La raza de los héroes II



            De repente, en la radio plantan algo muy chic, elegante, electrónico. Es chunta-chunta mañanero en un chill out pijo balear. Me transporta, aunque yo no sea precisamente de esos estilos. Pensándolo a la vez que lo suelto por el hocico, expreso que vendería mi alma (o lo que ande quedando de ella) por cambiarme un ratito a una carretera securdaria corsa, con la misma canción en la radio, también con un traje, unos zapatos a medida unas gafas de sol Persol y un deportivo clásico y pequeñito inglés (en verde british, faltaría más). Uno que se cimbree en las curvas, que solo llegue hasta cuarta, que le ratonée un poco y que tire con el poder de los pequeños y nerviosos. Pasarlo de marcha en cada curva, lamer el exterior de las curvas, los quitamiedos sobre los acantilados. Ir despacio a ningún sitio, a comer por ahí, por ejemplo ¿Si debe ir la tía en el coche? Eso es lo de menos. Si le va bien a la maquina, adelante. Si no tampoco hace falta. En silencio, cada uno a su aire. Ella sería un complemento estético más que una necesidad intrínseca. De ahí a las exigencias concretas del coche y a la vaga alusión a su presencia o ausencia, sin determinar nada más.

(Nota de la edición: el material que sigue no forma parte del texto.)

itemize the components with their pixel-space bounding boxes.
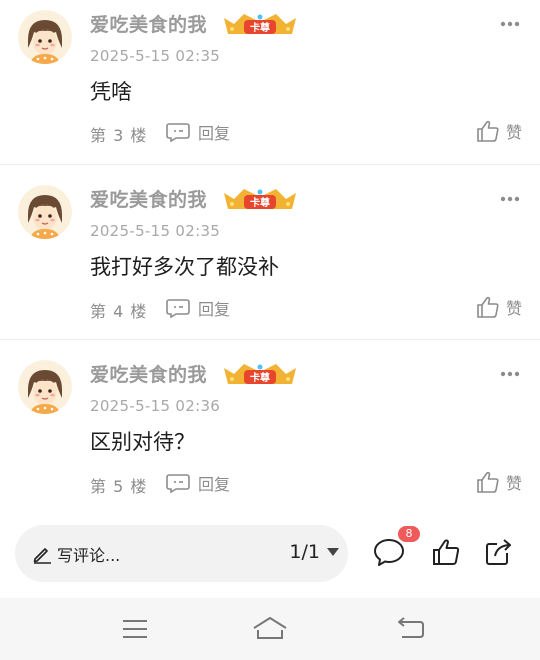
reply-label: 回复 — [198, 475, 231, 494]
floor-number: 第 3 楼 — [90, 126, 148, 145]
vip-badge-icon: 卡尊 — [224, 189, 296, 209]
reply-button[interactable]: 回复 — [166, 297, 230, 319]
reply-icon — [166, 123, 190, 142]
vip-badge-icon: 卡尊 — [224, 364, 296, 384]
like-button[interactable]: 赞 — [476, 118, 522, 144]
more-options-icon[interactable] — [500, 196, 520, 202]
reply-label: 回复 — [198, 124, 231, 143]
comment-content: 我打好多次了都没补 — [90, 255, 279, 279]
avatar[interactable] — [18, 10, 72, 64]
comment-timestamp: 2025-5-15 02:35 — [90, 47, 221, 65]
avatar[interactable] — [18, 185, 72, 239]
more-options-icon[interactable] — [500, 21, 520, 27]
system-navigation-bar — [0, 598, 540, 660]
floor-number: 第 5 楼 — [90, 477, 148, 496]
thumbs-up-icon[interactable] — [430, 536, 462, 568]
back-icon[interactable] — [396, 616, 426, 642]
svg-text:卡尊: 卡尊 — [250, 196, 270, 209]
like-label: 赞 — [505, 123, 522, 142]
floor-number: 第 4 楼 — [90, 302, 148, 321]
reply-label: 回复 — [198, 300, 231, 319]
username[interactable]: 爱吃美食的我 — [90, 185, 207, 212]
avatar[interactable] — [18, 360, 72, 414]
comment-timestamp: 2025-5-15 02:35 — [90, 222, 221, 240]
svg-text:卡尊: 卡尊 — [250, 371, 270, 384]
username[interactable]: 爱吃美食的我 — [90, 10, 207, 37]
page-selector[interactable]: 1/1 — [289, 541, 340, 563]
reply-icon — [166, 474, 190, 493]
thumbs-up-icon — [477, 471, 499, 493]
like-label: 赞 — [505, 474, 522, 493]
comment-item: 爱吃美食的我 卡尊 2025-5-15 02:35 我打好多次了都没补 第 4 … — [0, 165, 540, 340]
comment-item: 爱吃美食的我 卡尊 2025-5-15 02:36 区别对待？ 第 5 楼 回复… — [0, 340, 540, 510]
svg-text:卡尊: 卡尊 — [250, 21, 270, 34]
username[interactable]: 爱吃美食的我 — [90, 360, 207, 387]
comment-item: 爱吃美食的我 卡尊 2025-5-15 02:35 凭啥 第 3 楼 回复 赞 — [0, 0, 540, 165]
caret-down-icon — [327, 548, 339, 556]
like-button[interactable]: 赞 — [476, 469, 522, 495]
menu-icon[interactable] — [120, 616, 150, 642]
page-indicator: 1/1 — [289, 541, 320, 563]
thumbs-up-icon — [477, 296, 499, 318]
comment-input[interactable]: 写评论... 1/1 — [15, 525, 348, 582]
comment-timestamp: 2025-5-15 02:36 — [90, 397, 221, 415]
share-icon[interactable] — [483, 536, 515, 568]
thumbs-up-icon — [477, 120, 499, 142]
reply-button[interactable]: 回复 — [166, 472, 230, 494]
home-icon[interactable] — [252, 616, 288, 642]
comment-bubble-icon[interactable] — [373, 536, 405, 568]
comment-count-badge: 8 — [398, 526, 420, 542]
comment-content: 区别对待？ — [90, 430, 195, 454]
comment-input-placeholder: 写评论... — [57, 546, 121, 565]
pencil-icon — [33, 548, 51, 564]
reply-button[interactable]: 回复 — [166, 121, 230, 143]
like-button[interactable]: 赞 — [476, 294, 522, 320]
more-options-icon[interactable] — [500, 371, 520, 377]
comment-content: 凭啥 — [90, 80, 132, 104]
reply-icon — [166, 299, 190, 318]
vip-badge-icon: 卡尊 — [224, 14, 296, 34]
like-label: 赞 — [505, 299, 522, 318]
comment-toolbar: 写评论... 1/1 8 — [0, 510, 540, 598]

            Mi compañero de línea, que ya ha dejado de contemplar las flores, me replica que muy fascinante la pintura, pero que le falta sustancia. El muy gilipollas, amén de vago como la chaqueta de un guarda, nos ha salido meditativo. Piensa que como cuestión de estilo es un deseo legítimo, pero que debería tener algo más para vender el alma. En fin, atontado, sigue creyendo en los reyes magos. Los demás nos conformamos con cambiarnos a un sitio mejor. A lo mejor la edad lo pondrá en su sitio. O puede que jamás esté en su sitio. Que como ha nacido en el lado rosa de la vida no necesite deseos primarios.

            En estas disquisiciones profundísimas, matamos lo que queda de la mañana. Con ellas nos duele menos el trabajo. Con ellas no sentimos el castigo a Adán sobre nuestras espaldas. Bueno, si que las sentimos, pero las mitigamos, o queremos creerlo. La canción hace mucho que se acabó. La carretera corsa no será nunca. Como consuelo nos queda terminar la fila de manzanos y que el que hace de capataz nos día que por hoy vale.

Arrastro los pies a donde debemos devolver las herramientas y solo me gustaría plantarme en medio de la finca, coger aire y berrrear como una bestia un “¡Ale a tomar por el culo de aquí ya!” que atrone el mundo, que arrase ciudades, que estremezca los espíritus de la masa hasta contaminarlos de rabia negra como la pez. Pero como soy un tío pudoroso, me subo a la furgoneta, me apoyo contra una ventana y me quedo dormido.